What is a fund switch? How many switches can I get?

—Rajesh Shah
A unit-linked insurance plan (Ulip) works on underlying funds that have varying levels of equity and debt exposure. At the time of policy inception, allocation of money among different funds is fixed. Later, money can be moved from one fund to another.
This money movement is called ‘switch’. You also have the option of specifying whether future premiums only should be invested differently or current funds accumulated should also be transferred.
Technically, most plans allow unlimited switches, albeit with a charge. Several plans allow up to four free switches a year, while some may allow unlimited free switches.

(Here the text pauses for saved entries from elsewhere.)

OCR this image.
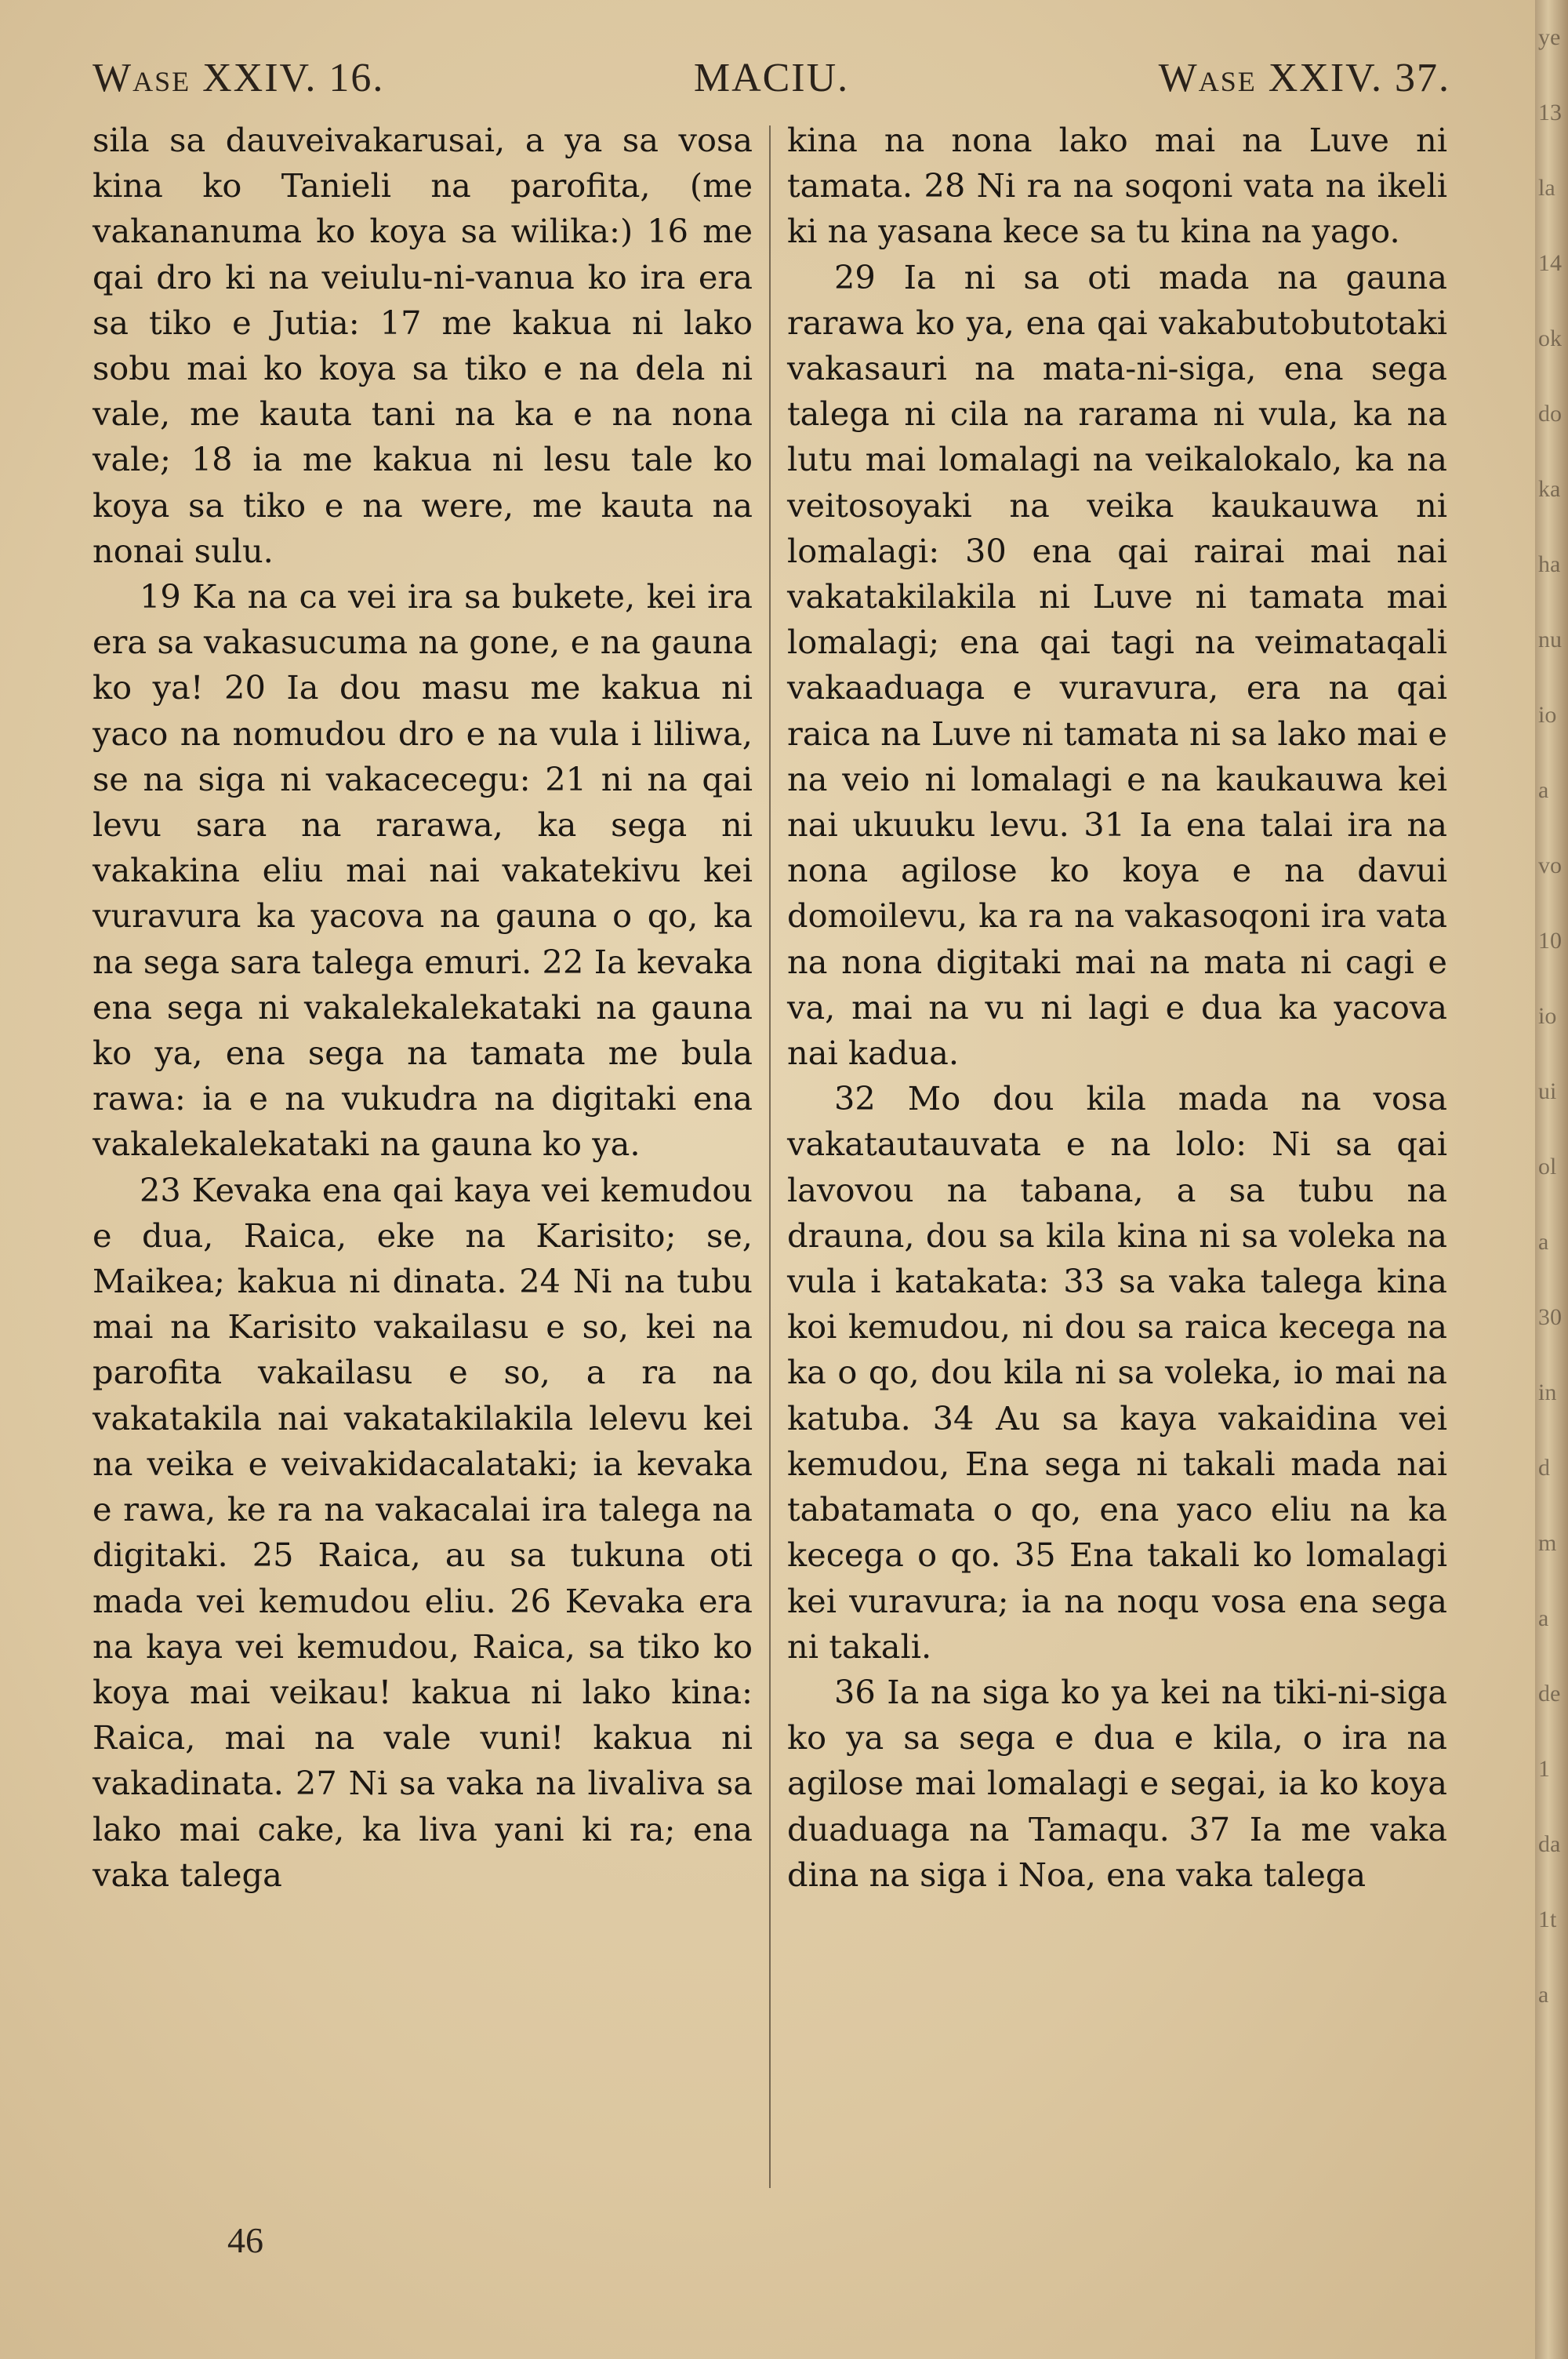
Wase XXIV. 16.	MACIU.	Wase XXIV. 37.

sila sa dauveivakarusai, a ya sa vosa kina ko Tanieli na parofita, (me vakananuma ko koya sa wilika:) 16 me qai dro ki na veiulu-ni-vanua ko ira era sa tiko e Jutia: 17 me kakua ni lako sobu mai ko koya sa tiko e na dela ni vale, me kauta tani na ka e na nona vale; 18 ia me kakua ni lesu tale ko koya sa tiko e na were, me kauta na nonai sulu.

19 Ka na ca vei ira sa bukete, kei ira era sa vakasucuma na gone, e na gauna ko ya! 20 Ia dou masu me kakua ni yaco na nomudou dro e na vula i liliwa, se na siga ni vakacecegu: 21 ni na qai levu sara na rarawa, ka sega ni vakakina eliu mai nai vakatekivu kei vuravura ka yacova na gauna o qo, ka na sega sara talega emuri. 22 Ia kevaka ena sega ni vakalekalekataki na gauna ko ya, ena sega na tamata me bula rawa: ia e na vukudra na digitaki ena vakalekalekataki na gauna ko ya.

23 Kevaka ena qai kaya vei kemudou e dua, Raica, eke na Karisito; se, Maikea; kakua ni dinata. 24 Ni na tubu mai na Karisito vakailasu e so, kei na parofita vakailasu e so, a ra na vakatakila nai vakatakilakila lelevu kei na veika e veivakidacalataki; ia kevaka e rawa, ke ra na vakacalai ira talega na digitaki. 25 Raica, au sa tukuna oti mada vei kemudou eliu. 26 Kevaka era na kaya vei kemudou, Raica, sa tiko ko koya mai veikau! kakua ni lako kina: Raica, mai na vale vuni! kakua ni vakadinata. 27 Ni sa vaka na livaliva sa lako mai cake, ka liva yani ki ra; ena vaka talega

kina na nona lako mai na Luve ni tamata. 28 Ni ra na soqoni vata na ikeli ki na yasana kece sa tu kina na yago.

29 Ia ni sa oti mada na gauna rarawa ko ya, ena qai vakabutobutotaki vakasauri na mata-ni-siga, ena sega talega ni cila na rarama ni vula, ka na lutu mai lomalagi na veikalokalo, ka na veitosoyaki na veika kaukauwa ni lomalagi: 30 ena qai rairai mai nai vakatakilakila ni Luve ni tamata mai lomalagi; ena qai tagi na veimataqali vakaaduaga e vuravura, era na qai raica na Luve ni tamata ni sa lako mai e na veio ni lomalagi e na kaukauwa kei nai ukuuku levu. 31 Ia ena talai ira na nona agilose ko koya e na davui domoilevu, ka ra na vakasoqoni ira vata na nona digitaki mai na mata ni cagi e va, mai na vu ni lagi e dua ka yacova nai kadua.

32 Mo dou kila mada na vosa vakatautauvata e na lolo: Ni sa qai lavovou na tabana, a sa tubu na drauna, dou sa kila kina ni sa voleka na vula i katakata: 33 sa vaka talega kina koi kemudou, ni dou sa raica kecega na ka o qo, dou kila ni sa voleka, io mai na katuba. 34 Au sa kaya vakaidina vei kemudou, Ena sega ni takali mada nai tabatamata o qo, ena yaco eliu na ka kecega o qo. 35 Ena takali ko lomalagi kei vuravura; ia na noqu vosa ena sega ni takali.

36 Ia na siga ko ya kei na tiki-ni-siga ko ya sa sega e dua e kila, o ira na agilose mai lomalagi e segai, ia ko koya duaduaga na Tamaqu. 37 Ia me vaka dina na siga i Noa, ena vaka talega

46
ye 13 la 14 ok do ka ha nu io a vo 10 io ui ola 30 ind m a de 1 da 1ta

What is the best portfolio strategy to adopt for a Ulip?

—Rajat Kukreja
Portfolio strategy for a Ulip depends on one’s risk appetite. You can choose a combination of funds with equity and debt exposure. The common principle is to invest more in equities if you are young. As you grow older, go for debt funds as they are safer and less volatile. Several Ulips offer an automatic portfolio re-balancing facility based on pre-set allocation of equity and debt linked to one’s age.

Can I avail a loan on my life insurance policy? Is this a special benefit for specific types of plans? I got an SMS stating loan facility as an exclusive benefit for a life insurance plan.

—Arvind Swamy
Traditional endowment products that carry a surrender value offer loan facility.
A standard term life insurance policy does not carry any surrender value, hence does not have loan facility.
Ulips carry a surrender value, but do not offer loans.
Typically, loan is offered for amounts less than the surrender value of the policy at the time of loan application.
Endowment plans typically deliver a return of 2% to 4%. Loans are extended to policyholders at higher rates. Don’t invest in endowment plans just to avail a loan.